Use Cases Suited to Each Technology
Based on the technical comparison, here are some guidelines on which technology is better suited for various categories of IoT applications:
- NB-IoT is ideal for:
- Smart metering (electricity, gas, water)
- Smart city infrastructure (lighting, parking, waste management)
- Environmental monitoring (air/water quality, noise monitoring)
- Asset tracking and indoor positioning
- Predictive maintenance and condition monitoring
-
Low power sensors (temperature, motion, soil moisture, etc.)
-
LTE-M is better for:
- Digital signage and video surveillance
- Voice-over-LTE (VoLTE) services
- Telematics and fleet management
- Point-of-sale and payment terminals
- Wearables and health monitoring
- Remote control of machinery and industrial robots
- Mobile asset management
The use cases best served by NB-IoT need long battery life, small data packets, and extensive coverage. LTE-M suits applications requiring higher data rates, lower latency, and mobility support. However, there is significant overlap – either technology can work for many non-extreme IoT deployments.
Conclusion
In summary, NB-IoT has greater power efficiency, larger coverage footprint, and lower latency compared to LTE-M. This makes NB-IoT ideal for static, battery-powered devices that only send small amounts of non-urgent data.

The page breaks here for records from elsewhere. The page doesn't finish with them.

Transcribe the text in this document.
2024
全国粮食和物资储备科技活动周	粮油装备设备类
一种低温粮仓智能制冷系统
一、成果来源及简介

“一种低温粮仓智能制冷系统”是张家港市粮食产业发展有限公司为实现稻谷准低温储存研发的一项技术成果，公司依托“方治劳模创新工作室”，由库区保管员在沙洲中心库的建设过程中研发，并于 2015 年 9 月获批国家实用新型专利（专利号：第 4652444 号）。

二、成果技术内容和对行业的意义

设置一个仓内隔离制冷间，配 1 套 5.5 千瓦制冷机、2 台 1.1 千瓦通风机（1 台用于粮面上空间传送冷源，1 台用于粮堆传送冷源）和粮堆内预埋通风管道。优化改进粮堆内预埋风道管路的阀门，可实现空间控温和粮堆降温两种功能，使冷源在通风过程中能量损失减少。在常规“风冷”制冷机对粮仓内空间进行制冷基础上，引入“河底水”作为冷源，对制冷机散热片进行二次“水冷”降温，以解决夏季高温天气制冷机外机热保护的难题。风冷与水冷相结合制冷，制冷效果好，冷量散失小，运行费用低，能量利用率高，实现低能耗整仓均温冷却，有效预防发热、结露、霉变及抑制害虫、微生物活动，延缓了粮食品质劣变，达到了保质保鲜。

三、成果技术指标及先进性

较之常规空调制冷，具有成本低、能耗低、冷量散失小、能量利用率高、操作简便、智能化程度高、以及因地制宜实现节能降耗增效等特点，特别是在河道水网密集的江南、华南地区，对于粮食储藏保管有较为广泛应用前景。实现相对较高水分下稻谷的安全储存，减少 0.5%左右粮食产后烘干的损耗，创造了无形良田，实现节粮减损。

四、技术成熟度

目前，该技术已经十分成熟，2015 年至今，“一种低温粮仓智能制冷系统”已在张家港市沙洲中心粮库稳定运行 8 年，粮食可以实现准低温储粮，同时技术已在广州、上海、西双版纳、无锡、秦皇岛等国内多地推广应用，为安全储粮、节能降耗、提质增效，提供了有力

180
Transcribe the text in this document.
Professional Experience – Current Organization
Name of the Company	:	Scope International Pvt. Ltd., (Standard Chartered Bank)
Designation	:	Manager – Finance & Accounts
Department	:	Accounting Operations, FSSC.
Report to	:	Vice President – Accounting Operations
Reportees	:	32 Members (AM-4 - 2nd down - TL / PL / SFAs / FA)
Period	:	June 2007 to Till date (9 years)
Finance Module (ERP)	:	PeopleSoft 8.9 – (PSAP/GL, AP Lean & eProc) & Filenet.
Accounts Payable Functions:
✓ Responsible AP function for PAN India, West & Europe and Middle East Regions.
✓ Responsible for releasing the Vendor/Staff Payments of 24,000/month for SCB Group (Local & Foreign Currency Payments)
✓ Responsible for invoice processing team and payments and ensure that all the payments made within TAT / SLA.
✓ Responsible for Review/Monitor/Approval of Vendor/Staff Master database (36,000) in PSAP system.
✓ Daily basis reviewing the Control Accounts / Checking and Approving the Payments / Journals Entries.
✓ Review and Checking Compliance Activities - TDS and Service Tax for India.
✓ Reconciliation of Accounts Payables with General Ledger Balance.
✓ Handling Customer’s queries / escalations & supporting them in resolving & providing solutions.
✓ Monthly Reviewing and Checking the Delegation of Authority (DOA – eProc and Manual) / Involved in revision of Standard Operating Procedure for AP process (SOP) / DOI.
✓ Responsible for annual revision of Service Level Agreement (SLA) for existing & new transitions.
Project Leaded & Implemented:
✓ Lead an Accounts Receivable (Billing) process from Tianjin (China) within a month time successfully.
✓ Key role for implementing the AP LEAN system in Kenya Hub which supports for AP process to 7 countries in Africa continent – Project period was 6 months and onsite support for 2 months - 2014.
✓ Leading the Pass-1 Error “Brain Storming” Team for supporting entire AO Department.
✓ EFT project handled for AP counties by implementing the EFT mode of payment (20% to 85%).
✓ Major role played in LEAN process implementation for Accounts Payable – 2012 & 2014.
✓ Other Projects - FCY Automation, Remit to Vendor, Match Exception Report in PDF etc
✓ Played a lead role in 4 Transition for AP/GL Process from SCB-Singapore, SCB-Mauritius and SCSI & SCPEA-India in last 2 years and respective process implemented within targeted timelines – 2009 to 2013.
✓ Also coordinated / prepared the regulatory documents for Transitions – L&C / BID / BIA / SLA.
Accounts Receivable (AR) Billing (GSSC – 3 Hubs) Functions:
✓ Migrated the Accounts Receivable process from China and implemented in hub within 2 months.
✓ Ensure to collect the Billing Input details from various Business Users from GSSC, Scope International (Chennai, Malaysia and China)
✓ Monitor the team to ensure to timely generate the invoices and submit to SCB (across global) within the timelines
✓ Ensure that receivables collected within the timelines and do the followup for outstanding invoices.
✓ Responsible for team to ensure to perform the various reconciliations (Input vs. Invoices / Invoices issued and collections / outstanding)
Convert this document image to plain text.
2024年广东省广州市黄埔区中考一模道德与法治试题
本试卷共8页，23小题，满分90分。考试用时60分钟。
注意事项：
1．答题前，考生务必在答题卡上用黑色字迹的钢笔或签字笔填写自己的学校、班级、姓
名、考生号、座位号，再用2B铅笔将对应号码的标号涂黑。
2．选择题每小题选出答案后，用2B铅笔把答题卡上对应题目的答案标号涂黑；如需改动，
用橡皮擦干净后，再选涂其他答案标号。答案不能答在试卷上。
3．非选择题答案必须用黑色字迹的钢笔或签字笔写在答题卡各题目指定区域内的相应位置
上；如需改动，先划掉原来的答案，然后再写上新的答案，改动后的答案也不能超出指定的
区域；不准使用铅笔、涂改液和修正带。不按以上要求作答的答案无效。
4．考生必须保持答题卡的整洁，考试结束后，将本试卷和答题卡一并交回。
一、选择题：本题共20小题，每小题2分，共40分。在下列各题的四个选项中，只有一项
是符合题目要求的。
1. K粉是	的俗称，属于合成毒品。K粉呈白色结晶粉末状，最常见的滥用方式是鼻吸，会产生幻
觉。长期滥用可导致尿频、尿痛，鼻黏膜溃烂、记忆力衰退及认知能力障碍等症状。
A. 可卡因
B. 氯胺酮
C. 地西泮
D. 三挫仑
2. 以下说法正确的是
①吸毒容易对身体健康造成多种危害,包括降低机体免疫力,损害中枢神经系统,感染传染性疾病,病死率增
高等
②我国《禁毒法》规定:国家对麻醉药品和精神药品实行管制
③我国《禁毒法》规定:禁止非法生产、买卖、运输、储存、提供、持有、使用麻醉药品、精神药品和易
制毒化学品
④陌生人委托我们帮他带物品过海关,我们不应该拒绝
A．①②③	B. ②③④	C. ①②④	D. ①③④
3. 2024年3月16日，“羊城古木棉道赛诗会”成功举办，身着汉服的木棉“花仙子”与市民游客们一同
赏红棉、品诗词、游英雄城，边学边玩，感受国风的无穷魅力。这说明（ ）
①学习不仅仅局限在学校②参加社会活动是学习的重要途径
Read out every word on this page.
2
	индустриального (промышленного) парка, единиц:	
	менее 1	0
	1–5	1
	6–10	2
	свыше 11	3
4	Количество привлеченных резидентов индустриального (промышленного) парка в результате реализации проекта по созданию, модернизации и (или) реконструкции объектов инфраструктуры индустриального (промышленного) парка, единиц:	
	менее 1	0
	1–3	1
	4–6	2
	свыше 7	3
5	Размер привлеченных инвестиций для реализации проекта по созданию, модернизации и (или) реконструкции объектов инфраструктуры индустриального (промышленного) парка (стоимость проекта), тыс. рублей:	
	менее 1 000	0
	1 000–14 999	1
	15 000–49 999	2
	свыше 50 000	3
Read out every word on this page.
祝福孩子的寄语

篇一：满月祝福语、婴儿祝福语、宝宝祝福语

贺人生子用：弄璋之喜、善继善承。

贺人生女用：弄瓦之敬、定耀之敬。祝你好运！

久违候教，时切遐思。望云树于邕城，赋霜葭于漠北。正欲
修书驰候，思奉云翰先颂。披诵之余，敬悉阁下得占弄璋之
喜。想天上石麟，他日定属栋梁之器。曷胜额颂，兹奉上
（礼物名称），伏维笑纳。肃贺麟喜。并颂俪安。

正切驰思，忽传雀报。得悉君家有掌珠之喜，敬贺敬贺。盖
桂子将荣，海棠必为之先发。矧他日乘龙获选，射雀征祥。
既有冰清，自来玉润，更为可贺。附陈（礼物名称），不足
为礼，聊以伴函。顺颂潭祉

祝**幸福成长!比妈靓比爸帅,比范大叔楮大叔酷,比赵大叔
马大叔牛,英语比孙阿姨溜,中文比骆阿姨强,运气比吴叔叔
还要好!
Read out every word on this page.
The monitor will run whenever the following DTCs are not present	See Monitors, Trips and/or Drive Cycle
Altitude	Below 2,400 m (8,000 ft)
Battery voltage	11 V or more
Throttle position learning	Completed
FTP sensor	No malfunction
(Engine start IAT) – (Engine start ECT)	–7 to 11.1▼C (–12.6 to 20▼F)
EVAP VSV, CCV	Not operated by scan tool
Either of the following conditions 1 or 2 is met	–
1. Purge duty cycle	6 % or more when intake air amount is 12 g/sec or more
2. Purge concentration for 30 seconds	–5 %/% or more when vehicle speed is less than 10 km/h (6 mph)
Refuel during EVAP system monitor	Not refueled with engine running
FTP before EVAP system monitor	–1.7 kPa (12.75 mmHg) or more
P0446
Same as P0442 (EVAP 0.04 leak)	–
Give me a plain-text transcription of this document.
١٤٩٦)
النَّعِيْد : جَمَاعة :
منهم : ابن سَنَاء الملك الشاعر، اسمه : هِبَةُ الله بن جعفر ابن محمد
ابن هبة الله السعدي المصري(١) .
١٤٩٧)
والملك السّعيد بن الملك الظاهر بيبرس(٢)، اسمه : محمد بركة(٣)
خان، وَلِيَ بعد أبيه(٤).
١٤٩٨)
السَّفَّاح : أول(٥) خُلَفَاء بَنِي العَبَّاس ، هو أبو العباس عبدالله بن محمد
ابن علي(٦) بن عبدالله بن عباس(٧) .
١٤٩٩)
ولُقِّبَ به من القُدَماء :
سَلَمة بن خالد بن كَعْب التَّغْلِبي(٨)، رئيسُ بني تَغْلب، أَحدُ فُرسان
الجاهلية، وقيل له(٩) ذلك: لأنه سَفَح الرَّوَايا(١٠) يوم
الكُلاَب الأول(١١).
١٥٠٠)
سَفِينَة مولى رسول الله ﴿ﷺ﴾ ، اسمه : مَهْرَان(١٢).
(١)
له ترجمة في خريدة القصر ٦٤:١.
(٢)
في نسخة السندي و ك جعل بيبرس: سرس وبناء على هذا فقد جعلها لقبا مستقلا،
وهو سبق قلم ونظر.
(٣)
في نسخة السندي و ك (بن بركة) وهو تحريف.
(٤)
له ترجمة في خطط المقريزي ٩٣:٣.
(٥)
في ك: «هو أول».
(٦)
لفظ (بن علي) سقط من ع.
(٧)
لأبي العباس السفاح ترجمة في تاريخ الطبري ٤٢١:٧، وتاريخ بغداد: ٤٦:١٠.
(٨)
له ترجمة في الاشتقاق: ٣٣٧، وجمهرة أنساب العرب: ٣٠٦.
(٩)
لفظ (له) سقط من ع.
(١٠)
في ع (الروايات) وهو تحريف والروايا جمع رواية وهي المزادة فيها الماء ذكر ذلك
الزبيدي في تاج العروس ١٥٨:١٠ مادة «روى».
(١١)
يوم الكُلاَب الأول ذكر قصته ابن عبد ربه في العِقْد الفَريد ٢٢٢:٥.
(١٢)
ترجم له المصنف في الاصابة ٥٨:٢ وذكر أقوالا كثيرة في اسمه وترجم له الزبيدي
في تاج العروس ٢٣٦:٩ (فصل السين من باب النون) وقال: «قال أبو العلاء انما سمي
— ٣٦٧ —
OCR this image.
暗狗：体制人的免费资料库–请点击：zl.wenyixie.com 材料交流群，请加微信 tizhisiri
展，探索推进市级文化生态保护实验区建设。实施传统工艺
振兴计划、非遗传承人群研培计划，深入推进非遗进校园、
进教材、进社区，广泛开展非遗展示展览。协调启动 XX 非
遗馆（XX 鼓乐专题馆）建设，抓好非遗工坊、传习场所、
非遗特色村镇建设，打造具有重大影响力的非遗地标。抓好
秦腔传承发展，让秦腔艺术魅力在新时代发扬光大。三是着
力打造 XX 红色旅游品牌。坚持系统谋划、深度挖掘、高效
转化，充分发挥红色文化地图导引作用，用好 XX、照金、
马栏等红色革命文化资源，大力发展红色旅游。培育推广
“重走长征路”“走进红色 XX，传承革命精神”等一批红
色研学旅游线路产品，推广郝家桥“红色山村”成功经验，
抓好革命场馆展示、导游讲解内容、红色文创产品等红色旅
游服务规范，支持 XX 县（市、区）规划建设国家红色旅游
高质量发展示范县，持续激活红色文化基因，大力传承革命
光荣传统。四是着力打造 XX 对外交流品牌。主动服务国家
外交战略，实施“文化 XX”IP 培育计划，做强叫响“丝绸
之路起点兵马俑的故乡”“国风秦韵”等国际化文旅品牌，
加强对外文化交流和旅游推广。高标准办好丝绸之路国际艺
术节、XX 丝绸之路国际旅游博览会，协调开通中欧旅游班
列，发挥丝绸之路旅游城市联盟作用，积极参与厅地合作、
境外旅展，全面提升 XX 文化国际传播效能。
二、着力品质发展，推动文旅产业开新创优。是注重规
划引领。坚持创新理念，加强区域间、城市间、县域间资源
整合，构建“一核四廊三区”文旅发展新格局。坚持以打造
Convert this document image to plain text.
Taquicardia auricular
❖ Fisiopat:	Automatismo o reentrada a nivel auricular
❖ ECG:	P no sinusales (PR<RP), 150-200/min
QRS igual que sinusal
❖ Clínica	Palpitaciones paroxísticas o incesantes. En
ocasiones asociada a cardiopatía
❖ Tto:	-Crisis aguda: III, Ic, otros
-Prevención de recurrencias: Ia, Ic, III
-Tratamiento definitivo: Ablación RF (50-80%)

LTE-M provides higher data rates, lower latency, and support for mobility at the cost of higher power consumption. It is better suited for IoT applications that need to send larger data packets in real-time.
When choosing between NB-IoT and LTE-M, carefully evaluate your requirements for battery life, data bandwidth, latency, mobility and consider coverage where the devices will be deployed. Both technologies will continue to evolve and be major driving forces behind cellular IoT adoption worldwide.